The finance ministry has finally discovered that laws of mathematics function in Pakistan exactly as they do anywhere else in the universe! On Monday, the federal government announced victory over the inflation dragon, as monthly inflation number fell by 8.4 percentage points during June 2023 (YoY). The crisis of purchasing power erosion is over, given the month-on-month reading has turned negative for the first time in 10 months.
The confidence and glee displayed by the PDM leadership over one month’s positive CPI reading would be laughable, were it not for the manner in which it betrays a complete lack of comprehension over how inflation number works. It can’t be as if that folks at Q-block do not understand how base effects work, considering June 2022 was the time when monthly CPI had leapt forward by 7.5 percentage points following the massive increase in fuel prices implemented that month.
But ministers and spokespersons are hired for spin-doctorship just as much for their competence, so it is only natural that when given the opportunity to pull wool on our eyes, they would make hay while the sun still shines.

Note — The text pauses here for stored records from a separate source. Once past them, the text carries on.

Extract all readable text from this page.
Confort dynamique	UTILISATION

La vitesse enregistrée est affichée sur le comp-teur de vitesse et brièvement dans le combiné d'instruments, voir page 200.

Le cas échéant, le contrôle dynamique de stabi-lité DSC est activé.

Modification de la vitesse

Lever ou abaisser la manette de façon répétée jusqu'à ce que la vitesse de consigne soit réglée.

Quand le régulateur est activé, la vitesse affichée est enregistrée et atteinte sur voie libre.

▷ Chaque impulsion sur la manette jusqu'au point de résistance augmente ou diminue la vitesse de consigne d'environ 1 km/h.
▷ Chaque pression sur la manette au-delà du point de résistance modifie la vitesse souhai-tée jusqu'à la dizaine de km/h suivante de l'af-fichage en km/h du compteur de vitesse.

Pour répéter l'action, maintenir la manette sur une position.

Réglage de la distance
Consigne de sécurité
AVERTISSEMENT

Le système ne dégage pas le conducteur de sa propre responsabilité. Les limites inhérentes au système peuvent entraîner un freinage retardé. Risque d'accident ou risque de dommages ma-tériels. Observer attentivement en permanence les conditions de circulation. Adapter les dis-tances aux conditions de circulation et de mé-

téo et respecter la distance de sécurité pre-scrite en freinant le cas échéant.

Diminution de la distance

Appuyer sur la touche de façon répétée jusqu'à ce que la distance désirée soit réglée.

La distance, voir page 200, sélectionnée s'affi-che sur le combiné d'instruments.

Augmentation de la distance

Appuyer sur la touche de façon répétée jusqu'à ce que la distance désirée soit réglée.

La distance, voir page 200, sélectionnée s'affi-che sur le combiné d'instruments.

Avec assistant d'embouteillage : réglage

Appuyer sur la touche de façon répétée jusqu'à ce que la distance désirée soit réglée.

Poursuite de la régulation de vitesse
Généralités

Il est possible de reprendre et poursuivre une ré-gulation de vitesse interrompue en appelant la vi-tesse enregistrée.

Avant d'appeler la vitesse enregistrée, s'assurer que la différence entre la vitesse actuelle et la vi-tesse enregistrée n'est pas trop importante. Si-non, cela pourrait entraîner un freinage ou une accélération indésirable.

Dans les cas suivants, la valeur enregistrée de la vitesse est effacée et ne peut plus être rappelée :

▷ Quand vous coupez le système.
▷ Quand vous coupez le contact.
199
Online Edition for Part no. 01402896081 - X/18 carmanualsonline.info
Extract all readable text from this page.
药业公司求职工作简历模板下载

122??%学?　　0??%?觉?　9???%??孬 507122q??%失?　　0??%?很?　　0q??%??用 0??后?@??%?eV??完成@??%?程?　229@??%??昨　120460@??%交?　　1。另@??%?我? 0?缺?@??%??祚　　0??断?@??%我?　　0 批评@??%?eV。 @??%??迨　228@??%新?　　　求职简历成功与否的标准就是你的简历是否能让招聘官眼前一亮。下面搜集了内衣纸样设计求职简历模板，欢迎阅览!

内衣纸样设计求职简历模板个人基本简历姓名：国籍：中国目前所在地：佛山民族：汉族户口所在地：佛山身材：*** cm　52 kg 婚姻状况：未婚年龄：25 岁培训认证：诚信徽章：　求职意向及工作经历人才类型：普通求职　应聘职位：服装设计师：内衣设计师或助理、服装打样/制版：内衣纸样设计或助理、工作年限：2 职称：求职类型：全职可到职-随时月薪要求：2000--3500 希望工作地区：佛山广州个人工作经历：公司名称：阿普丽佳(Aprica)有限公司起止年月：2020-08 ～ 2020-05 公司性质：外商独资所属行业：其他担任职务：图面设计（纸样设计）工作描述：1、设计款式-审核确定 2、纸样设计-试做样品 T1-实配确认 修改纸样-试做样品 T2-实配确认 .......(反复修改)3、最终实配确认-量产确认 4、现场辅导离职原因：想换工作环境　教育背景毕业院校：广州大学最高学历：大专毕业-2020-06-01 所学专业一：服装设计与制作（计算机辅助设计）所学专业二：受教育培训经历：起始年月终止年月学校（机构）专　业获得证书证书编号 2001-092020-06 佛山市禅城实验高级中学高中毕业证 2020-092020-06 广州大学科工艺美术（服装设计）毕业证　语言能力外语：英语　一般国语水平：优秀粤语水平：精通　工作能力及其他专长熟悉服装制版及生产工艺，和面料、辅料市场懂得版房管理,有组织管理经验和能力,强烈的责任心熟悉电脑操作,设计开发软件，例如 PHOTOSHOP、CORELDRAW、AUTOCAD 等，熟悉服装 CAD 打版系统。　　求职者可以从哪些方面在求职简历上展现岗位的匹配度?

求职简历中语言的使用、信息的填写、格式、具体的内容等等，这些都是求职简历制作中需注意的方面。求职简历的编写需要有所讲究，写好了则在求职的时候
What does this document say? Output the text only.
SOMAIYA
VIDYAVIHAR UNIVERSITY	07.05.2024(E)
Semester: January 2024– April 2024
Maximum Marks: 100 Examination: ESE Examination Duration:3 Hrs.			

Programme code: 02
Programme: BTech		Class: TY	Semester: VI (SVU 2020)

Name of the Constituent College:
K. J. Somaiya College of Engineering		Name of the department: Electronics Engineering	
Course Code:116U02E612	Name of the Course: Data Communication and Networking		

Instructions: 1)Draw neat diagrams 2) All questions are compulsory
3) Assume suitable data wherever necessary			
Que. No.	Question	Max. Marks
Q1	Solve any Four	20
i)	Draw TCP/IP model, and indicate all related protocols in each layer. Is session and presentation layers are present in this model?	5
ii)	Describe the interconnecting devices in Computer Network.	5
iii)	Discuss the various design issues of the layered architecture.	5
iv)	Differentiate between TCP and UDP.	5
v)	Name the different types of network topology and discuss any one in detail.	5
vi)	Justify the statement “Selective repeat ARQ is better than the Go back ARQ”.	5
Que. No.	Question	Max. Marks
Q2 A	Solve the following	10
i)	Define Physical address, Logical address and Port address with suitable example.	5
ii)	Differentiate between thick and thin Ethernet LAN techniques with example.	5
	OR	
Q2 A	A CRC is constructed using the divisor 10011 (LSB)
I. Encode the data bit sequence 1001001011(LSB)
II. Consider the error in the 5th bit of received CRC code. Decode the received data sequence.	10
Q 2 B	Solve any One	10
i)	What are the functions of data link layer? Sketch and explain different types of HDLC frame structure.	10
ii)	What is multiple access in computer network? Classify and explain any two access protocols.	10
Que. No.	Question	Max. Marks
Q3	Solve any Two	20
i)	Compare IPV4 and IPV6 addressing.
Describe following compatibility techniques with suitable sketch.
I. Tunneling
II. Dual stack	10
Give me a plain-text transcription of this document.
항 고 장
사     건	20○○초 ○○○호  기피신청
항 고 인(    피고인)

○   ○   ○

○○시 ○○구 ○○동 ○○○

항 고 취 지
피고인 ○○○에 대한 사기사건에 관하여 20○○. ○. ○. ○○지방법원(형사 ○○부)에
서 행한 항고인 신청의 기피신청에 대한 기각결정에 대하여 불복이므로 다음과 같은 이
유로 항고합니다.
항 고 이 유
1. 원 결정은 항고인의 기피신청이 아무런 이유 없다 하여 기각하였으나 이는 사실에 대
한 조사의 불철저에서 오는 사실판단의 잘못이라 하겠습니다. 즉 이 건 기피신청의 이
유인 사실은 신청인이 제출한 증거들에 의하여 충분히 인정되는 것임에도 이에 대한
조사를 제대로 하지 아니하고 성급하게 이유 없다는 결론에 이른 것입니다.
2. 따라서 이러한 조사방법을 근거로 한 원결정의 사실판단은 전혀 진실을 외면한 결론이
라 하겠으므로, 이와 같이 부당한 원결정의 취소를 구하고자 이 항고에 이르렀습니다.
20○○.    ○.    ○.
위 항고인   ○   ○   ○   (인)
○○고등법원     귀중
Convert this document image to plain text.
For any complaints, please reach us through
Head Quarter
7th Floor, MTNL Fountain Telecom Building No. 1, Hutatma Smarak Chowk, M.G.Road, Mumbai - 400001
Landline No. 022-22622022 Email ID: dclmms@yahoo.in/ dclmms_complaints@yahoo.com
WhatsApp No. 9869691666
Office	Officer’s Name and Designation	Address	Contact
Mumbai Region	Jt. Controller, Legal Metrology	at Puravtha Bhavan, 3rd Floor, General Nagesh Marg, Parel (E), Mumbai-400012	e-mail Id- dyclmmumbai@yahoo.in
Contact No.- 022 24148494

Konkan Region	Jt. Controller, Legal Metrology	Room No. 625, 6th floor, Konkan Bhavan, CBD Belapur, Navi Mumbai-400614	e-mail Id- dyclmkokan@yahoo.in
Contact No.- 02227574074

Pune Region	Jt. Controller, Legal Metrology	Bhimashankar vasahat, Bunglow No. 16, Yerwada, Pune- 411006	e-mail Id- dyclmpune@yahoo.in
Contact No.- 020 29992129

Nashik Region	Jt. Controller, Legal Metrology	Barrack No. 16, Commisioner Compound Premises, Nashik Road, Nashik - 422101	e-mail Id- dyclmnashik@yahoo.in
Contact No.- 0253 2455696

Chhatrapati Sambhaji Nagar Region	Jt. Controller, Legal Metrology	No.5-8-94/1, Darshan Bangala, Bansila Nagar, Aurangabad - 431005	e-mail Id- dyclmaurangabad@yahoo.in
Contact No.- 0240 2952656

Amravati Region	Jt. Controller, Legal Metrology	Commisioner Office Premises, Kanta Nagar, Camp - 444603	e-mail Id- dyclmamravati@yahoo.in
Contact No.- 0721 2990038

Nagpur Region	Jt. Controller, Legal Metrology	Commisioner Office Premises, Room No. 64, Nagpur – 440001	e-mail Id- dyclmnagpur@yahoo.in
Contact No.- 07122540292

However, what is particularly concerning is their insistence that the inflation dragon has been conclusively tamed, when in fact, it is expected to rear its head back up before the current quarter of the new fiscal year is over.
By now, details have begun to trickle in regarding the freshly agreed Standby Arrangement (SBA) with the IMF, giving away incumbents’ fondness for steamy climaxes – reached not a moment before proverbial hell would broke loose. It hasn’t come cheap either apparently, as the Fund would extract more than just a pound of flesh in the form of substantive hike in energy tariffs across the board: gas, electricity, and petroleum levy. Rise in energy tariffs would inadvertently usher a fresh cycle of second round effects across value chains, leaving little room or reason for inflationary pressures to calm down in the near term. But it isn’t just the commitments made to IMF that will keep the heat on ordinary consumers, but also food prices, which cannot be, in good conscience, blamed on the Fund-led framework of fiscal discipline.
Lest we forget, food basket’s contribution to national CPI climbed up to nearly half of total headline inflation, more than double its share five years ago – from 22 percent in FY18 to 48 percent in FY23. And while many commentators misleadingly believe that hyper food inflation was unleashed in the outgoing year due to the devastating floods, it must be remembered that the monsoon floods primarily disturbed perishable value chains – mainly, fruits and vegetables – where prices had already returned to historic range by end of third quarter (in addition to exportable IRRI and hybrid rice production in Sindh, which have very little weightage in national inflation indices).
In fact, the contribution from the food basket to headline inflation remained elevated throughout FY23 primarily due to non-perishables, of which wheat, flour, poultry, and edible oil were the worst offenders. The three commodities have a combined weightage of 9.5 percent in headline CPI but contributed an oversized share of 19.4 percent in headline inflation during FY23 (annual average). Compare this to perishables – primarily fruits and vegetables, which have a cumulative weightage of 5 percent in N-CPI and contributed less than 7.7 percent to headline number during the year. And unlike perishable prices – which have an inherent seasonality built-in to them – prices of non-perishables such as cereals, proteins, and fats rarely reverse tide. In fact, the monthly taming down in food inflation during June 2023 will most likely prove to be very short-lived, as the full scale of wheat floor price escalation unleashes itself by November 2023.
The only thing then the June 2023 inflation reading might be good for, is keeping the annual inflation average just below 30 percent, making N-CPI reading during FY23 not the worst, but definitely the second worst in national history. Little known fact: both WPI and SPI are still the worst ever in history, while the N-CPI reading is only 80bps below the worst ever reading of 1973-74: 29.98 percent. If this is the definition of victory in the eyes of finance minister, may God help the leadership of PML-N, which depends on him for everything from IMF negotiations, political dialogue, to consensus building with ‘stakeholders’. Freeing them from the signature Dar charm might just also rescue our economic future.